Exceptions to this framework are perceived initially as curious anomalies, bits of exotica. Like the Uno de enero song, ¡San Fermín!, or raining cats and dogs (section on proverbs and idioms coming soon), or for a German learner saying the equivalent of please when one means thanks.

This illusion breaks down as one internalizes the language more and more. An apter metaphor would be that of a dancer, say Flamenco or square, going to Africa to learn some tribal dance. Really feeling the desire to express please, I have to assume, when one feels thankful, is quite another matter.

By talking about false friends I intend to take what was already a metaphor and extend it further, so that its purview becomes anything –not only single words but grammar, culture or whatever else –that presents particular difficulties in moving from one language system to the other.

False Friends Intro

False Friends, for me, has come to mean basically anything that creates translational interference when shuttling between Spanish and English (for example), not just the standard definition of false cognates. The good news is that between these two languages there are many true friends, but of course that’s where the problems starts. What’s the Spanish expression about trust (confianza, in this case) leading to problems? (It’s actually closer to generating disgust, isn’t it?). Anyway, I’ve tried to break the false friends down by category and serve them up in bite-sized posts. Enjoy.  :)

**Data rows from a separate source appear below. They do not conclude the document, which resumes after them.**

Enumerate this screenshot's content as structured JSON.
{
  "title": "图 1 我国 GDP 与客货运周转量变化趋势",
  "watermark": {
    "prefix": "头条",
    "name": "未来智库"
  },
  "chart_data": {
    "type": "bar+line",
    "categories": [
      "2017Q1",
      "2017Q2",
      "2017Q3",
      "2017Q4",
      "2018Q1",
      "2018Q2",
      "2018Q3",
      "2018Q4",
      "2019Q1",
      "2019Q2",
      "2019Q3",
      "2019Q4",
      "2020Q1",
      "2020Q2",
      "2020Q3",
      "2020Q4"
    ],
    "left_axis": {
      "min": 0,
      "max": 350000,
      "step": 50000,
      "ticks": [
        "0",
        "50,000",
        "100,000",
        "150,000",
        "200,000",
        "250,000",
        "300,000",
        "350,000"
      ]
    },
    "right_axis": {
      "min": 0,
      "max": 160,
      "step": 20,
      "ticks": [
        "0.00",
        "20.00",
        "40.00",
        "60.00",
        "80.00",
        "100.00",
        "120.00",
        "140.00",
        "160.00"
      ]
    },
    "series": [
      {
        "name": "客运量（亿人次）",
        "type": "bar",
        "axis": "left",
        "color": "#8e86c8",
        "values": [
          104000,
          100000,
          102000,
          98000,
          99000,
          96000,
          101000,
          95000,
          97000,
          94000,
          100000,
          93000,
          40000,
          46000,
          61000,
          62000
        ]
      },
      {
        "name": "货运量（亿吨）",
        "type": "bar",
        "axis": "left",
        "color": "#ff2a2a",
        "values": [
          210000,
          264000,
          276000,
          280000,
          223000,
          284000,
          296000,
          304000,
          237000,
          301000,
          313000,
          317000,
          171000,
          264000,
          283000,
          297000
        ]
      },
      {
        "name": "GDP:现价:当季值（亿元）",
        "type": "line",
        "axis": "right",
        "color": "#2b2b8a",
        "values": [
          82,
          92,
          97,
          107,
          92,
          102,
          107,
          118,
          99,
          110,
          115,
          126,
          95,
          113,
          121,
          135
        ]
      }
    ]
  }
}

False Friends: Oft Confused Time expressions

In the (not this) moment is a good place to be, a la carpe diem, but if you just mean now (which in English means now, not in a few minutes or a few minutes ago) you probably mean at the moment.

Soon/early (both translate as pronto): Potentially tricky concept division here. Soon is generally in reference to now, while early usually means before an understood or arranged time. I’ll get it done soon would mean that you won’t have to wait long, but you talk about being early for an appointment/date (not exactly the same thing) /class/interview, etc. If you get up early (Sorry, no single-word equivielnt for madrugar), it means compared to normal or what one would assume (not asumir) to be normal. Continue reading

False Friends: Bureaucracy (competent organisms?)

In the USA, the Internal Revenue Service is who you file your taxes (not make the declaration) with. Whether or not (those last two words are pleonastic, but I like them here) they are a competent organism depends entirely on (not of) your opinion. And it would be strange if they were called the Ranch and the official program for preparing your taxes (not the rent) were called Father.

You don’t discount things on your tax forms, but you can deduct them.

Rest is what you do after you get your taxes in. It doesn’t mean subtract.